This column echoes my personal reactions to Obama's comments about deregulation. I had a "you can't be serious" moment, when he started blaming our woes on deregulation. While it no doubt plays well with voters who get to wave their pitchforks at the Wall Street elite, Obama's pitches about deregulation just aren't factually correct.
Which also brings me to comment on YGG's following bit...
"what Wall Street did was flat out morally criminal, and it would have been legally criminal if our Congress and Executive Branch had integrity and/or balls"

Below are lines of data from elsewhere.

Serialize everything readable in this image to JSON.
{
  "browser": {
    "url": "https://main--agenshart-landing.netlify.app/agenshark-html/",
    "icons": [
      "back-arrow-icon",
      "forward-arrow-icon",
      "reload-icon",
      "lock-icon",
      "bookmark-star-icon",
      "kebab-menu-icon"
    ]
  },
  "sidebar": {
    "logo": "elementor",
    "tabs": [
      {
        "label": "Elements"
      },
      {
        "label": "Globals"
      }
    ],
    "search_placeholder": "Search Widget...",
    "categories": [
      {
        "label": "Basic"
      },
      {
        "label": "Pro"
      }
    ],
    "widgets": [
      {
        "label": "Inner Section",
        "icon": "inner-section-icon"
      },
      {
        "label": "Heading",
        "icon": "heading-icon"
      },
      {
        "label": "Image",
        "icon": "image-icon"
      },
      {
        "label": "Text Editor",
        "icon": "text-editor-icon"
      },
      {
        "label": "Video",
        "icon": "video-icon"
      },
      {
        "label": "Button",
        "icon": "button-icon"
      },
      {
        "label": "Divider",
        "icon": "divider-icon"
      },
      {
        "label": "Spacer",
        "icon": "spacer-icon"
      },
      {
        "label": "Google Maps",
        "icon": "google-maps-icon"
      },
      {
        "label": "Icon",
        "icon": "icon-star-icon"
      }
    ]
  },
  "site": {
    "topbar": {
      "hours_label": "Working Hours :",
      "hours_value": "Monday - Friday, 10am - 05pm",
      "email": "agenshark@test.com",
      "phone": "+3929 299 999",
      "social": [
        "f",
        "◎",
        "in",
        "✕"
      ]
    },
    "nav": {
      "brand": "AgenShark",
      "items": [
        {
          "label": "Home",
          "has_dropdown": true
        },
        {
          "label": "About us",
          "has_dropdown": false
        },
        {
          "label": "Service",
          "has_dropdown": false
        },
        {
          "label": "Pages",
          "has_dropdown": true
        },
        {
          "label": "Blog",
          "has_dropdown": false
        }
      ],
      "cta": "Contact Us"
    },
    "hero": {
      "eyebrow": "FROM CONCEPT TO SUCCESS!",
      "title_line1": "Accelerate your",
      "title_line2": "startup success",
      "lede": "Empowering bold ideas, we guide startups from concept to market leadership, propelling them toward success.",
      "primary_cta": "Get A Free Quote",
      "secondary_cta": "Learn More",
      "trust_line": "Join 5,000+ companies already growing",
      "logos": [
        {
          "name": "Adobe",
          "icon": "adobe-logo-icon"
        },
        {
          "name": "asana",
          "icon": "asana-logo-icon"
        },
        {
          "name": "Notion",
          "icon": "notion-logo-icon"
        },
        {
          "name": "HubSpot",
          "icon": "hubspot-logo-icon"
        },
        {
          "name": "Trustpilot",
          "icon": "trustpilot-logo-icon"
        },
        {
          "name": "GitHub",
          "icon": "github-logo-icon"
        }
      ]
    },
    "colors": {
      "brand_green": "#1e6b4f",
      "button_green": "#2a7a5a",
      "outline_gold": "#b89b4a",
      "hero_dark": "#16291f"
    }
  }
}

When it comes to the Wall Streeters who "profited improperly", I have to say I am tired of that particular bit of campaign rhetoric. There were no doubt Wall Street characters who took home bonuses they probably didn't deserve, but the securities laws are actually pretty good, and misconduct is prosecuted, especially if it is significant. One could argue that Wall Streeters have been paid too much for their work, and I wouldn't disagree with that, but up until the recent Treasury injections, these were purely private companies with private shareholders and private customers. The only people being screwed by gigantic bonuses were shareholders.
On the other hand, there was such enormous fraud by two-bit mortgage brokers, appraisers, home buyers, and other characters it is unbelievable. These people essentially stole from banks, investors, and pension funds, but not a single one of them will likely be prosecuted and they outnumber Wall Street criminals 1000 to 1. The moral corruption you speak of was widespread. Of course, candidates don't get elected by blaming people for their own greed and stupidity, so Wall Street has become the scapegoat now, just as Big Oil was the scapegoat earlier this year.
Everybody games the system, whether it is the millionaire with the tax shelter, the regular guy moving around credit card balances or drawing down all his credit before declaring bankruptcy, or the corporations sending in lobbyists to legislate tax breaks. Bigger government and a more active Fed - a bigger system - just creates the opportunity for more gaming and corruption.